One temporary headwind: the current satellite ground networks. They will need to be redesigned to match the agility of the software-defined satellites and this will be costly.

“In the past, the ground segment was a small percentage of the total capex,” Abad said. “Now, in connectivity programs, it’s the third expense after the satellite and the launcher.”

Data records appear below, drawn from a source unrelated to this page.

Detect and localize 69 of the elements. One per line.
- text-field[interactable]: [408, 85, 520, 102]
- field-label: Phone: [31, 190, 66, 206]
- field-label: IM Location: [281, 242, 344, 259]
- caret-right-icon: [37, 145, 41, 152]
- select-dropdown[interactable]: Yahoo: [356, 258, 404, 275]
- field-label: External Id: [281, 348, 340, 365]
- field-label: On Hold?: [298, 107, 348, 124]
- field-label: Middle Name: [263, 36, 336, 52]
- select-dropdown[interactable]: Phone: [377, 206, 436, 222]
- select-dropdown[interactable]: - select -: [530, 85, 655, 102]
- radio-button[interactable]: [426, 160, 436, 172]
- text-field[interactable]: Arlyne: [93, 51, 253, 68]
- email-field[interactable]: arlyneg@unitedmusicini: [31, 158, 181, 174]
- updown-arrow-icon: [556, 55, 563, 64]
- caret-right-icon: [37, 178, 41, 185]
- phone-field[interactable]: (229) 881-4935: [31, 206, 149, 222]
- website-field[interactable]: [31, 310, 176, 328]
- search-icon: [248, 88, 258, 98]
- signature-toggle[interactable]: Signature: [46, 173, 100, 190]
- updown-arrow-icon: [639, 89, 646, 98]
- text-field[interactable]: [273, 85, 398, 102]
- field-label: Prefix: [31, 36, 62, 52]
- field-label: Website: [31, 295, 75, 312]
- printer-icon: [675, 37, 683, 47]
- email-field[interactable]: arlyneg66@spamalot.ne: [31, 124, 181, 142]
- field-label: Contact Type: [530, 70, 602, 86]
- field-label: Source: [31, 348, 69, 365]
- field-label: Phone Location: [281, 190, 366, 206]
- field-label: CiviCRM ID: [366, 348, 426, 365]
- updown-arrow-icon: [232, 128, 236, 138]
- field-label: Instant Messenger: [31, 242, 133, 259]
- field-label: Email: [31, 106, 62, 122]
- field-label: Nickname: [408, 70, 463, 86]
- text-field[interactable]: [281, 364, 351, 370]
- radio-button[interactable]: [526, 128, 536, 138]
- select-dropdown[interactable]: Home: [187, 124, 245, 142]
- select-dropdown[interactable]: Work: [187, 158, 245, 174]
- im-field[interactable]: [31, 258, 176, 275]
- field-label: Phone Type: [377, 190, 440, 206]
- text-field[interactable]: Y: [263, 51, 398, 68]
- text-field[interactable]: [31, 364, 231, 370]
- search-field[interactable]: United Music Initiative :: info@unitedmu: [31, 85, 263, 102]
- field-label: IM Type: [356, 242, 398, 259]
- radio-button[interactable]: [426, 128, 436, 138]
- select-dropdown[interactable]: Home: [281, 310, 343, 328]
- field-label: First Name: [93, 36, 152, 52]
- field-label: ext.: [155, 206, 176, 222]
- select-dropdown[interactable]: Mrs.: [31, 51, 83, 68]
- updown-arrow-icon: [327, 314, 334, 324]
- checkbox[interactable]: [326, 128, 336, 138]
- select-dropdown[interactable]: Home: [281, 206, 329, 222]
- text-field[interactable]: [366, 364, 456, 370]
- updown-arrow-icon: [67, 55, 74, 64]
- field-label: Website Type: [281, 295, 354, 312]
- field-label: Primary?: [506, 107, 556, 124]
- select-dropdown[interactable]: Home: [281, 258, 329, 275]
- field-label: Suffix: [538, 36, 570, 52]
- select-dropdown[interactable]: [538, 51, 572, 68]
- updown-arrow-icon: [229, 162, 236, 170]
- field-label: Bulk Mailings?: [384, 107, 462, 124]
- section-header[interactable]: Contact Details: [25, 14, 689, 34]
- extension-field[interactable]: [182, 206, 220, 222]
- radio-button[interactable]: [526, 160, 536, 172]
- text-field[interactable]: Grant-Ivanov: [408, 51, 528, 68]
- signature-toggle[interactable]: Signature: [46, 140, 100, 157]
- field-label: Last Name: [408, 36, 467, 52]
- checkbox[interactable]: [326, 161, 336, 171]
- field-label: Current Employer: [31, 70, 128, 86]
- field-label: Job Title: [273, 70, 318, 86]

Daughtridge said a software-defined satellite’s payload can be updated every five or 10 minutes to move with changing service-delivery circumstances, and the ground network needs to move that quickly too.

“Having a satellite that can update every five minutes is great, and having a ground system that can deploy services on the fly is great, but if you’re planning process takes three hours, it limits the value.

“If your planning cycle is every 10 minutes, you can optimize on weather and stop optimizing around interference and things like that,” Daughtridge said. “It’s pretty easy to know what the weather is going to be every 10 minutes. You can apply power and bandwidth where needed.”

Fromont said moving to software-defined satellites will not necessarily increase or decrease demand for GEO-orbit satellites. He said he could imagine a time when satellite fleet operators share these satellites’ resources and focus their competition on differentiated services.

Fromont acknowledge that there will be some costs to satellites becoming standardized equipment. But the capex saving and flexibility and future-proofing is worth it.

Fromont and Abad agreed that this type of GEO-orbit satellite is every bit as efficient, when measured in cost per bits, as any of the low-orbit broadband constellations entering the market now.

The panelists did not address whether the future satellite industry, as they described it, would not need far fewer satellite manufacturers than are in the market today.

Abad said satellite builders could store standard-design software-defined satellites in inventory, allowing an operator to make an order and see it in orbit in months, not years.

“At the end of the day they are going to keep building the same satellite,” Abad said. He said the challenge of making different manufacturers’ spacecraft fully compatible in a network could be handled by third-party ground segment providers that will control the payloads.

You’re going to need to abstract the satellite uniqueness from the different manufacturers away to dive operational efficiency, just as has happened in C2 and other systems in the past,” Daughtridge said.

Wouldn’t it be simpler and less costly for satellite operators to settle on two or three manufacturers?